Golpeé bien fuerte y apareció el carpintero, con su preciosa barba de viruta que le llegaba hasta el ombligo.
—Buenos días, señor carpintero —le dije—, vengo a ver si para esta tarde puede hacer unos cuantos muebles para mi familia.
—¿Usted está loquita? —me contestó.
—No, señor carpintero, le pagaré el doble si es necesario.
—Je —dijo el carpintero—, ¿y la madera, eh?
—Bueno —le contesté—, supongo que usted, como buen carpintero, tendrá madera, y clavos, y serrucho, y todo lo necesario, ¿no?
—Je —volvió a decir—, no hay madera.
—No me diga... ¿no hay madera?
—No hay.
Y el carpintero se me acercó con aire de misterioso, se me acercó tanto que me pinchó la oreja con la barba, y me dijo:
—¿Usted sabe de dónde se saca la madera?
—Por supuesto —le contesté—, de los árboles.
—Je, ¿y dónde están los árboles?

—Por todas partes, en los bosques, en las calles, en...
—Je, pero si usted corta los árboles sin permiso, viene el vigilante y... chas chas.
Ahí sí que me asusté, porque bastantes amenazas de chas chas tenía en mi propia casa.
—¿Y entonces qué hacemos, señor carpintero? —le pregunté desesperada—, ¿de dónde sacamos la madera?
No me contestó, pero haciéndome señas muy misteriosas me condujo a su taller, caminando sobre una alfombra de viruta, aserrín y maderitas perfumadas. Encendió un farol, levantó una tabla del piso y sacó un cofre.
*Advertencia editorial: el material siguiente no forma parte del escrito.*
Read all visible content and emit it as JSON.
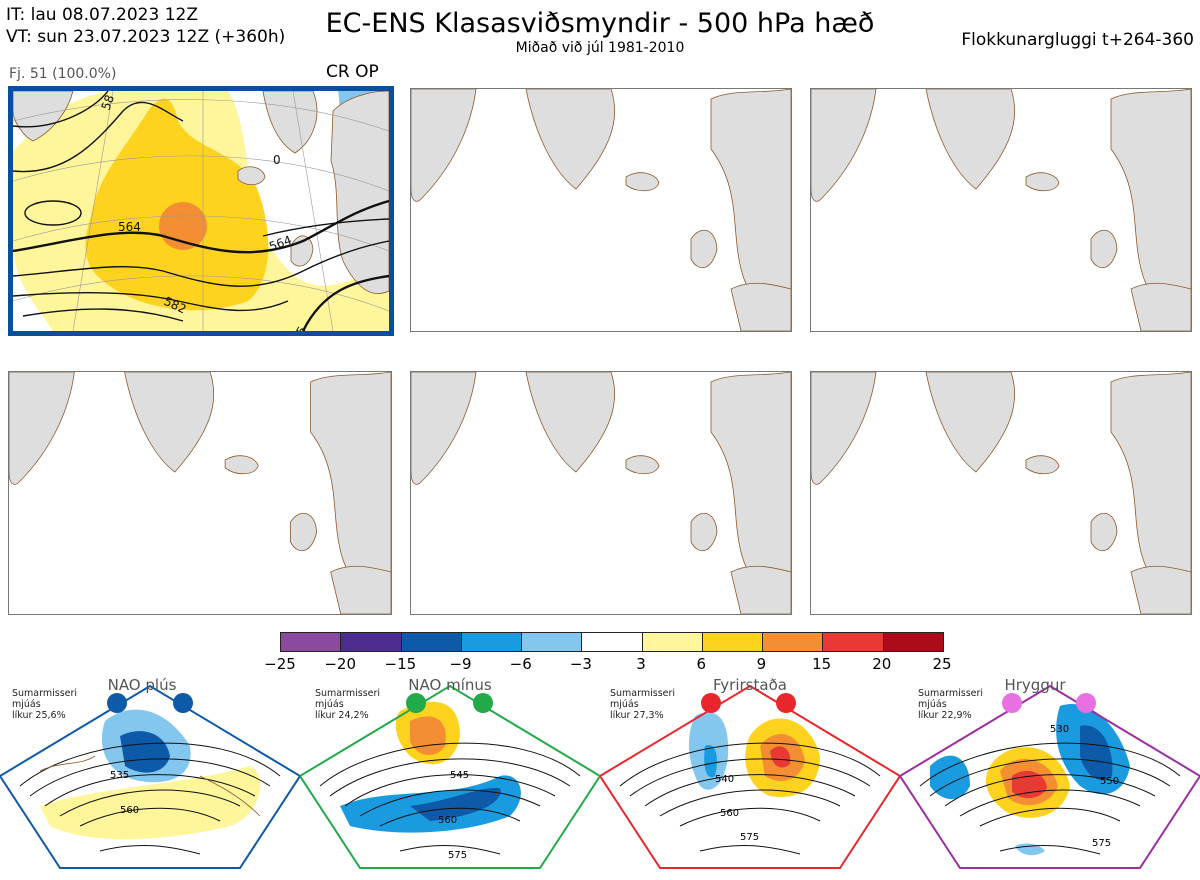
{
  "header": {
    "it_line": "IT: lau 08.07.2023 12Z",
    "vt_line": "VT: sun 23.07.2023 12Z  (+360h)",
    "title": "EC-ENS Klasasviðsmyndir - 500 hPa hæð",
    "subtitle": "Miðað við júl 1981-2010",
    "window": "Flokkunargluggi t+264-360"
  },
  "main_panel": {
    "label": "Fj. 51 (100.0%)",
    "tag": "CR OP",
    "contour_labels": [
      "564",
      "564",
      "582",
      "58",
      "0",
      "5"
    ]
  },
  "empty_panels": [
    "panel-2",
    "panel-3",
    "panel-4",
    "panel-5",
    "panel-6"
  ],
  "colors": {
    "border_active": "#0a4f9f",
    "land": "#dedede",
    "coast": "#8b5a2b",
    "palette": [
      "#8a4a9e",
      "#4a2d8e",
      "#0d5aa8",
      "#1a9be0",
      "#84c7ee",
      "#ffffff",
      "#fff59a",
      "#fed320",
      "#f38e32",
      "#e83a35",
      "#a90d1a"
    ]
  },
  "chart_data": {
    "type": "heatmap",
    "title": "EC-ENS Klasasviðsmyndir - 500 hPa hæð",
    "colorbar": {
      "ticks": [
        "−25",
        "−20",
        "−15",
        "−9",
        "−6",
        "−3",
        "3",
        "6",
        "9",
        "15",
        "20",
        "25"
      ],
      "values": [
        -25,
        -20,
        -15,
        -9,
        -6,
        -3,
        3,
        6,
        9,
        15,
        20,
        25
      ]
    },
    "regimes": [
      {
        "name": "NAO plús",
        "season": "Sumarmisseri",
        "smoothing": "mjúás",
        "probability": "líkur 25,6%",
        "color": "#0d5aa8",
        "labels": [
          "535",
          "560"
        ]
      },
      {
        "name": "NAO mínus",
        "season": "Sumarmisseri",
        "smoothing": "mjúás",
        "probability": "líkur 24,2%",
        "color": "#22aa4a",
        "labels": [
          "545",
          "560",
          "575"
        ]
      },
      {
        "name": "Fyrirstaða",
        "season": "Sumarmisseri",
        "smoothing": "mjúás",
        "probability": "líkur 27,3%",
        "color": "#e8262b",
        "labels": [
          "540",
          "560",
          "575"
        ]
      },
      {
        "name": "Hryggur",
        "season": "Sumarmisseri",
        "smoothing": "mjúás",
        "probability": "líkur 22,9%",
        "color": "#e870e0",
        "labels": [
          "530",
          "550",
          "575"
        ]
      }
    ]
  }
}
Adentro del cofre había una caja.
Adentro de la caja había otra caja.
Adentro de esa caja había otra caja.
Adentro de esa caja había un portafolios.
Adentro del portafolios había una cartera.
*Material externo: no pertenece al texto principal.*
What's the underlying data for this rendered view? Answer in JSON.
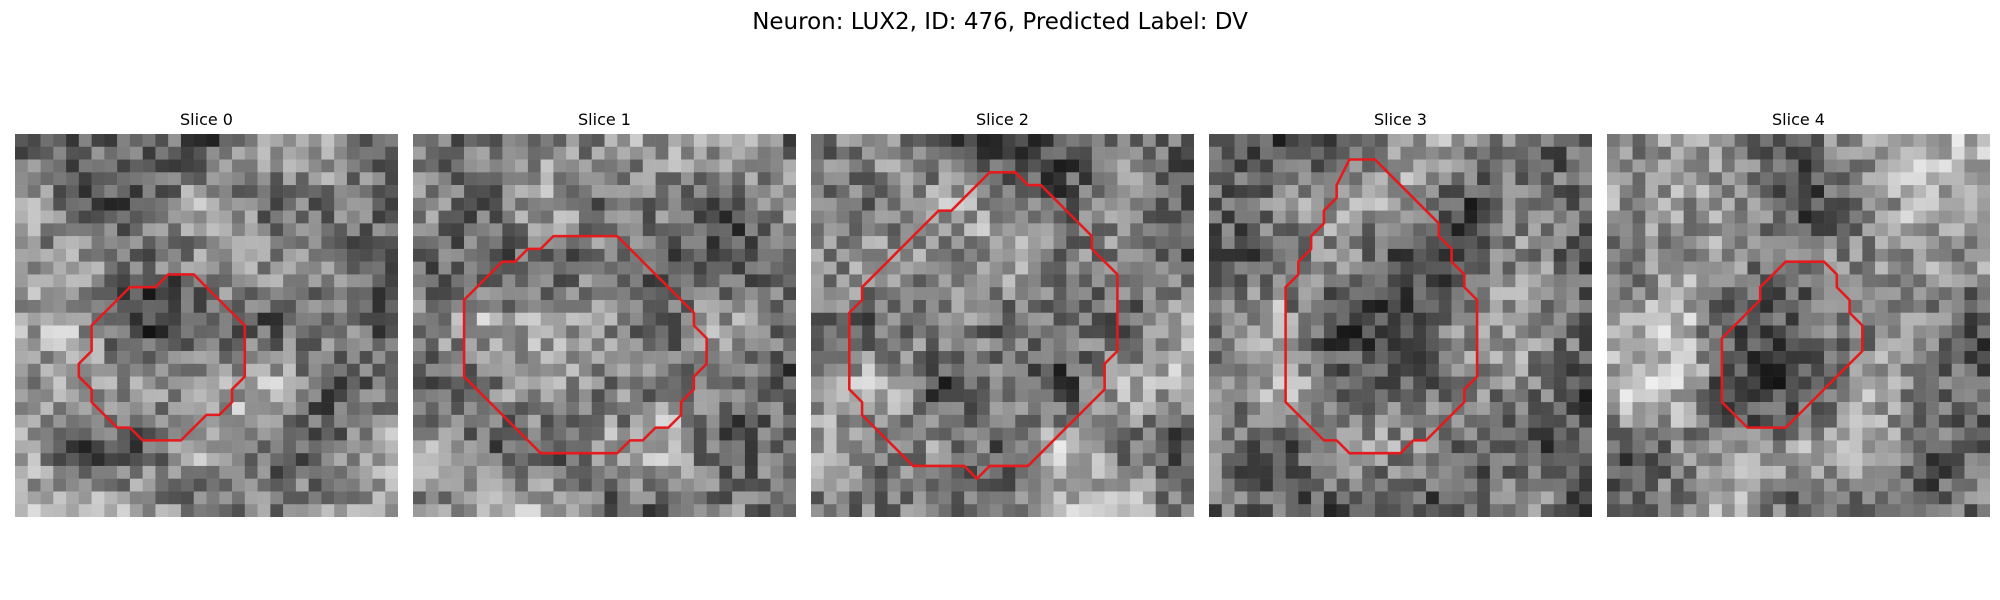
{
  "figure": {
    "title": "Neuron: LUX2, ID: 476, Predicted Label: DV"
  },
  "panels": [
    {
      "title": "Slice 0",
      "seed": 11,
      "contour_color": "#e41a1c",
      "contour": [
        [
          13,
          11
        ],
        [
          14,
          11
        ],
        [
          15,
          12
        ],
        [
          16,
          13
        ],
        [
          17,
          14
        ],
        [
          18,
          15
        ],
        [
          18,
          17
        ],
        [
          18,
          19
        ],
        [
          17,
          20
        ],
        [
          17,
          21
        ],
        [
          16,
          22
        ],
        [
          15,
          22
        ],
        [
          14,
          23
        ],
        [
          13,
          24
        ],
        [
          11,
          24
        ],
        [
          10,
          24
        ],
        [
          9,
          23
        ],
        [
          8,
          23
        ],
        [
          7,
          22
        ],
        [
          6,
          21
        ],
        [
          6,
          20
        ],
        [
          5,
          19
        ],
        [
          5,
          18
        ],
        [
          6,
          17
        ],
        [
          6,
          16
        ],
        [
          6,
          15
        ],
        [
          7,
          14
        ],
        [
          8,
          13
        ],
        [
          9,
          12
        ],
        [
          10,
          12
        ],
        [
          11,
          12
        ],
        [
          12,
          11
        ]
      ]
    },
    {
      "title": "Slice 1",
      "seed": 23,
      "contour_color": "#e41a1c",
      "contour": [
        [
          14,
          8
        ],
        [
          16,
          8
        ],
        [
          17,
          9
        ],
        [
          18,
          10
        ],
        [
          19,
          11
        ],
        [
          20,
          12
        ],
        [
          21,
          13
        ],
        [
          22,
          14
        ],
        [
          22,
          15
        ],
        [
          23,
          16
        ],
        [
          23,
          17
        ],
        [
          23,
          18
        ],
        [
          22,
          19
        ],
        [
          22,
          20
        ],
        [
          21,
          21
        ],
        [
          21,
          22
        ],
        [
          20,
          23
        ],
        [
          19,
          23
        ],
        [
          18,
          24
        ],
        [
          17,
          24
        ],
        [
          16,
          25
        ],
        [
          11,
          25
        ],
        [
          10,
          25
        ],
        [
          9,
          24
        ],
        [
          8,
          23
        ],
        [
          7,
          22
        ],
        [
          6,
          21
        ],
        [
          5,
          20
        ],
        [
          4,
          19
        ],
        [
          4,
          17
        ],
        [
          4,
          15
        ],
        [
          4,
          13
        ],
        [
          5,
          12
        ],
        [
          6,
          11
        ],
        [
          7,
          10
        ],
        [
          8,
          10
        ],
        [
          9,
          9
        ],
        [
          10,
          9
        ],
        [
          11,
          8
        ],
        [
          13,
          8
        ]
      ]
    },
    {
      "title": "Slice 2",
      "seed": 37,
      "contour_color": "#e41a1c",
      "contour": [
        [
          14,
          3
        ],
        [
          16,
          3
        ],
        [
          17,
          4
        ],
        [
          18,
          4
        ],
        [
          19,
          5
        ],
        [
          20,
          6
        ],
        [
          21,
          7
        ],
        [
          22,
          8
        ],
        [
          22,
          9
        ],
        [
          23,
          10
        ],
        [
          24,
          11
        ],
        [
          24,
          13
        ],
        [
          24,
          15
        ],
        [
          24,
          17
        ],
        [
          23,
          18
        ],
        [
          23,
          20
        ],
        [
          22,
          21
        ],
        [
          21,
          22
        ],
        [
          20,
          23
        ],
        [
          19,
          24
        ],
        [
          18,
          25
        ],
        [
          17,
          26
        ],
        [
          16,
          26
        ],
        [
          14,
          26
        ],
        [
          13,
          27
        ],
        [
          12,
          26
        ],
        [
          10,
          26
        ],
        [
          8,
          26
        ],
        [
          7,
          25
        ],
        [
          6,
          24
        ],
        [
          5,
          23
        ],
        [
          4,
          22
        ],
        [
          4,
          21
        ],
        [
          3,
          20
        ],
        [
          3,
          18
        ],
        [
          3,
          16
        ],
        [
          3,
          14
        ],
        [
          4,
          13
        ],
        [
          4,
          12
        ],
        [
          5,
          11
        ],
        [
          6,
          10
        ],
        [
          7,
          9
        ],
        [
          8,
          8
        ],
        [
          9,
          7
        ],
        [
          10,
          6
        ],
        [
          11,
          6
        ],
        [
          12,
          5
        ],
        [
          13,
          4
        ]
      ]
    },
    {
      "title": "Slice 3",
      "seed": 53,
      "contour_color": "#e41a1c",
      "contour": [
        [
          11,
          2
        ],
        [
          13,
          2
        ],
        [
          14,
          3
        ],
        [
          15,
          4
        ],
        [
          16,
          5
        ],
        [
          17,
          6
        ],
        [
          18,
          7
        ],
        [
          18,
          8
        ],
        [
          19,
          9
        ],
        [
          19,
          10
        ],
        [
          20,
          11
        ],
        [
          20,
          12
        ],
        [
          21,
          13
        ],
        [
          21,
          15
        ],
        [
          21,
          17
        ],
        [
          21,
          19
        ],
        [
          20,
          20
        ],
        [
          20,
          21
        ],
        [
          19,
          22
        ],
        [
          18,
          23
        ],
        [
          17,
          24
        ],
        [
          16,
          24
        ],
        [
          15,
          25
        ],
        [
          12,
          25
        ],
        [
          11,
          25
        ],
        [
          10,
          24
        ],
        [
          9,
          24
        ],
        [
          8,
          23
        ],
        [
          7,
          22
        ],
        [
          6,
          21
        ],
        [
          6,
          20
        ],
        [
          6,
          18
        ],
        [
          6,
          16
        ],
        [
          6,
          14
        ],
        [
          6,
          12
        ],
        [
          7,
          11
        ],
        [
          7,
          10
        ],
        [
          8,
          9
        ],
        [
          8,
          8
        ],
        [
          9,
          7
        ],
        [
          9,
          6
        ],
        [
          10,
          5
        ],
        [
          10,
          4
        ]
      ]
    },
    {
      "title": "Slice 4",
      "seed": 71,
      "contour_color": "#e41a1c",
      "contour": [
        [
          14,
          10
        ],
        [
          17,
          10
        ],
        [
          18,
          11
        ],
        [
          18,
          12
        ],
        [
          19,
          13
        ],
        [
          19,
          14
        ],
        [
          20,
          15
        ],
        [
          20,
          17
        ],
        [
          19,
          18
        ],
        [
          18,
          19
        ],
        [
          17,
          20
        ],
        [
          16,
          21
        ],
        [
          15,
          22
        ],
        [
          14,
          23
        ],
        [
          12,
          23
        ],
        [
          11,
          23
        ],
        [
          10,
          22
        ],
        [
          9,
          21
        ],
        [
          9,
          19
        ],
        [
          9,
          17
        ],
        [
          9,
          16
        ],
        [
          10,
          15
        ],
        [
          11,
          14
        ],
        [
          12,
          13
        ],
        [
          12,
          12
        ],
        [
          13,
          11
        ]
      ]
    }
  ]
}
Adentro de la cartera había un estuche de terciopelo.
Adentro del estuche de terciopelo había un monedero.
Adentro del monedero había un paquetito de papel de seda.

Adentro del paquetito de papel de seda había un poroto.
El carpintero lo lustró un poco con la manga y me lo tendió.
—¿Y qué hago con este poroto, señor carpintero? —le pregunté creyendo que se había vuelto loco.
—¿Cómo qué hace? ¡Lo siembra!
—¿Lo siembro? ¿Y para qué, se puede saber?
—¿Cómo para qué? Del poroto saldrá un brote y del brote una ramita, de la rama saldrá un tronco y del tronco un arbolito y allá arriba, muy arriba, cantarán los pajaritos.
—¡Pero señor carpintero —le dije angustiada—, cuando el árbol crezca y tenga pajaritos nos va

a dar lástima cortarlo para hacer madera! Además, mamá ya va a estar aburrida de sentarse en el aire.